Pensando nisso, as dúvidas de Gu Nian se dissiparam por completo. Ela havia sido presa, e aos olhos dos outros não passava de uma ex-presidiária.

O que ela mais temia era a frase de que uma flor delicada fora enfiada em esterco.

E ela era justamente o esterco desprezado por todos.

Dois anos antes, a família Gu fora à falência, seus pais haviam se jogado do prédio e morrido, e Gu Nian acabara inocentada da acusação que a levara à prisão. Na cadeia, sempre que era humilhada, Li Mingzhu se levantava para defendê-la. E, sempre que Li Mingzhu sofria com as dores da artrite, Gu Nian cuidava dela sem dormir nem descansar. Com o tempo, as duas construíram uma amizade de vida e morte, firme como aço.

Bibi bi bi—

O som da buzina cortou os pensamentos. Gu Nian se assustou e voltou à realidade. Vendo que o homem a esperava, entrou no carro sem hesitar. O veículo arrancou, e, por ainda não se conhecerem, o interior ficou tomado por uma atmosfera constrangedora.

Hum, hum, hum—

O celular tocou.

Era uma chamada de Li Mingzhu.

Assim que atendeu, a voz animada de Li Mingzhu entrou pelos ouvidos de Gu Nian:

— Nian Nian, o moleque foi te buscar?

Gu Nian virou o rosto e olhou de relance para o perfil do homem, cujas linhas eram suaves e que conduzia o carro com total concentração:

— Foi, já entrei no carro, tia Li.

— Eu ia ir com ele te buscar, mas agora há pouco torci a cintura sem querer, então não pude ir. Depois que você e o moleque concluírem os trâmites, vá morar com ele.

Gu Nian não disse nada. Vendo sua hesitação, Li Mingzhu apressou-se em acrescentar:

— A chave eu já preparei. Está com o Li Teng; ele te entrega.

Li Mingzhu era entusiasmada demais, a ponto de Gu Nian não saber o que dizer. Só conseguiu perguntar, preocupada:

— Tia Li, sua cintura está grave?

Do outro lado, Li Mingzhu riu alto:

— Nada sério, nada sério. Eu vivo torcendo a cintura, querida. Quando vocês terminarem os trâmites, eu faço algo gostoso para vocês. Vou desligar agora, beijinhos.
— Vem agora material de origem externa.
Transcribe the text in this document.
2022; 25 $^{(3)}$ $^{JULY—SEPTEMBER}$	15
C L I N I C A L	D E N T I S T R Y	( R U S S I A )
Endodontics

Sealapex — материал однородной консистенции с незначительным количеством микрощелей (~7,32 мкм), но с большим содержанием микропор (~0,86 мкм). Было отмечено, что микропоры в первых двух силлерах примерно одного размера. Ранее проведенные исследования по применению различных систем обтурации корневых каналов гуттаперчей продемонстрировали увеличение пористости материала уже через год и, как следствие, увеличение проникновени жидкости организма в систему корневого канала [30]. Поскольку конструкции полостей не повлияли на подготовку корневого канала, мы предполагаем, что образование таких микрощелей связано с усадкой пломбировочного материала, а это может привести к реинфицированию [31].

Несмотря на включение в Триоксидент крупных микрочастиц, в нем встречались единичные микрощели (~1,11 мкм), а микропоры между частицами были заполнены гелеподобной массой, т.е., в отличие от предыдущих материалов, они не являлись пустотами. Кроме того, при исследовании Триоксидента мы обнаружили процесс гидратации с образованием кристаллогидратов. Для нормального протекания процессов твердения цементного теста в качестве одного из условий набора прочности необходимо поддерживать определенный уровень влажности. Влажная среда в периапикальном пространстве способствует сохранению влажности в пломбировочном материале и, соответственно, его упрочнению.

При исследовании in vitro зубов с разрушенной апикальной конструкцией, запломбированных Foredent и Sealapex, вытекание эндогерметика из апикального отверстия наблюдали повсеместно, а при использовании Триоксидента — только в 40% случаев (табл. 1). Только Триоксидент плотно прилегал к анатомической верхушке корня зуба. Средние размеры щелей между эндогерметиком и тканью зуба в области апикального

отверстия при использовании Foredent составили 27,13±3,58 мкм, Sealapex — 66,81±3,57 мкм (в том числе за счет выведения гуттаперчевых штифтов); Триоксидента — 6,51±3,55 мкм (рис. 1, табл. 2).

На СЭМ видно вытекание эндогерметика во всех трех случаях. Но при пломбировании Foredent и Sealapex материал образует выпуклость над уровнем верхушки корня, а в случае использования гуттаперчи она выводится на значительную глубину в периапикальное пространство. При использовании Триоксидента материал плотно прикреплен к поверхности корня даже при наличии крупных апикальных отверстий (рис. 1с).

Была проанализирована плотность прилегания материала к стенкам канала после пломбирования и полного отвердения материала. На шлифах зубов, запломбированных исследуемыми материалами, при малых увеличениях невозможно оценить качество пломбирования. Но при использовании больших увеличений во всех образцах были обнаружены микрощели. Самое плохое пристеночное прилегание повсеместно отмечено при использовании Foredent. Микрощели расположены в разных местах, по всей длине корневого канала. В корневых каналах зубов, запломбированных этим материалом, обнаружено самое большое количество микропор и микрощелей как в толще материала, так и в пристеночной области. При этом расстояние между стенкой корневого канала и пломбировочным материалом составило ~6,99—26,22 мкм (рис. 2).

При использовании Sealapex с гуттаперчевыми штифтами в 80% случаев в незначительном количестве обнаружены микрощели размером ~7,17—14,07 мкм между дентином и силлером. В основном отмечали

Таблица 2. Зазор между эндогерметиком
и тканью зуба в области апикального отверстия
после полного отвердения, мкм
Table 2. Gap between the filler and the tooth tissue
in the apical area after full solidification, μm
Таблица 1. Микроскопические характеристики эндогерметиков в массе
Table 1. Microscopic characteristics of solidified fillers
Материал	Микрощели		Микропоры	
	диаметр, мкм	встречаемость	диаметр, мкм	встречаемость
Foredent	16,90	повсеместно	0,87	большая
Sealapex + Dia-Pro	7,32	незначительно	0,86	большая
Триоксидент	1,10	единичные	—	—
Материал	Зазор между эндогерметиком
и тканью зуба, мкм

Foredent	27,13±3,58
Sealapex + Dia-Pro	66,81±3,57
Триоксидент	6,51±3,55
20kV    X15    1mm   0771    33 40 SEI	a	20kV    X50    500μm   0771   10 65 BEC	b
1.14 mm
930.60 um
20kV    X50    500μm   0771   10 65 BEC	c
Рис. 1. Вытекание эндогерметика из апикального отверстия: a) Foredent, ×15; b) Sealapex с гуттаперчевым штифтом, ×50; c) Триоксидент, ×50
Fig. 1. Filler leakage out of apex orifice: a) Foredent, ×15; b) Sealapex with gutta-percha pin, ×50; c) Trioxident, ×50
Gu Nian estava muito perto de Li Teng, e o celular era um aparelho barato. Cada palavra da mãe caiu inteira nos ouvidos dele. Porém, a irritação que passou pelos olhos profundos do homem não foi percebida por Gu Nian.

Ao notar o sinal vermelho à frente, Li Teng pisou no freio.

Sentada no carro, Gu Nian sentia-se como sobre espinhos.

Quando o sinal abriu, Li Teng pisou no acelerador, e o carro avançou devagar, quase arrastando-se. Em pouco tempo, pararam em frente à repartição do registro civil.

O homem desligou o motor e desceu. Contornou o carro até o outro lado, abriu a porta para Gu Nian com toda a cortesia. Ela agradeceu e foi a primeira a seguir à frente.

— O arco, depois de disparado, não volta atrás. Já pensou bem?

A voz era limpa e agradável, capaz de fazer os ouvidos se apaixonarem.

Gu Nian parou e, devagar, virou-se. Encontrou os olhos profundos e gelados do homem.

— Se o senhor Li ainda não decidiu, eu posso ir embora agora mesmo.

Aquelas palavras significavam que ela já tinha decidido.

Li Teng assentiu sem mudar a expressão. Seu corpo alto passou roçando o dela, e o vento frio que trazia percorreu-lhe lentamente o rosto, como se lhe ferisse a pele.

Homem e mulher trajavam ambos branco e preto; a aparência era simples, mas bastava para que o fotógrafo não conseguisse desviar os olhos. Só que suas expressões eram demasiado rígidas. O fotógrafo inclinou a cabeça, exibindo um sorriso branco, e disse ao casal:

— Cheguem mais perto.

As mãos de Gu Nian, apoiadas sobre os joelhos, se fecharam com força.

O fotógrafo repetiu o pedido várias vezes, e só então Li Teng reagiu. Moveu o corpo na direção de Gu Nian. Com a proximidade, percebeu a inquietação e a tensão dela; então levou a mão grande até a nuca dela e deu-lhe um leve toque, fazendo a cabeça de Gu Nian encostar imediatamente em seu ombro.

Cliq!

O rosto envergonhado da mulher quase tocava o queixo do homem; o sorriso nos lábios estava rígido como pedra. O olhar do homem era muito frio, sem o menor vestígio da alegria de um noivo.

A foto foi colada no livrinho vermelho, carimbada, e a certidão de casamento ficou pronta. Os funcionários entregaram uma cópia a cada um e disseram um “parabéns”.

Li Teng enfiou o livrinho vermelho no bolso da calça sem qualquer cuidado. Talvez por causa de uma ligação recebida naquele momento, ele pegou o celular e foi para outro lugar atender.

Gu Nian apertou a certidão de casamento na mão e saiu da repartição do registro civil.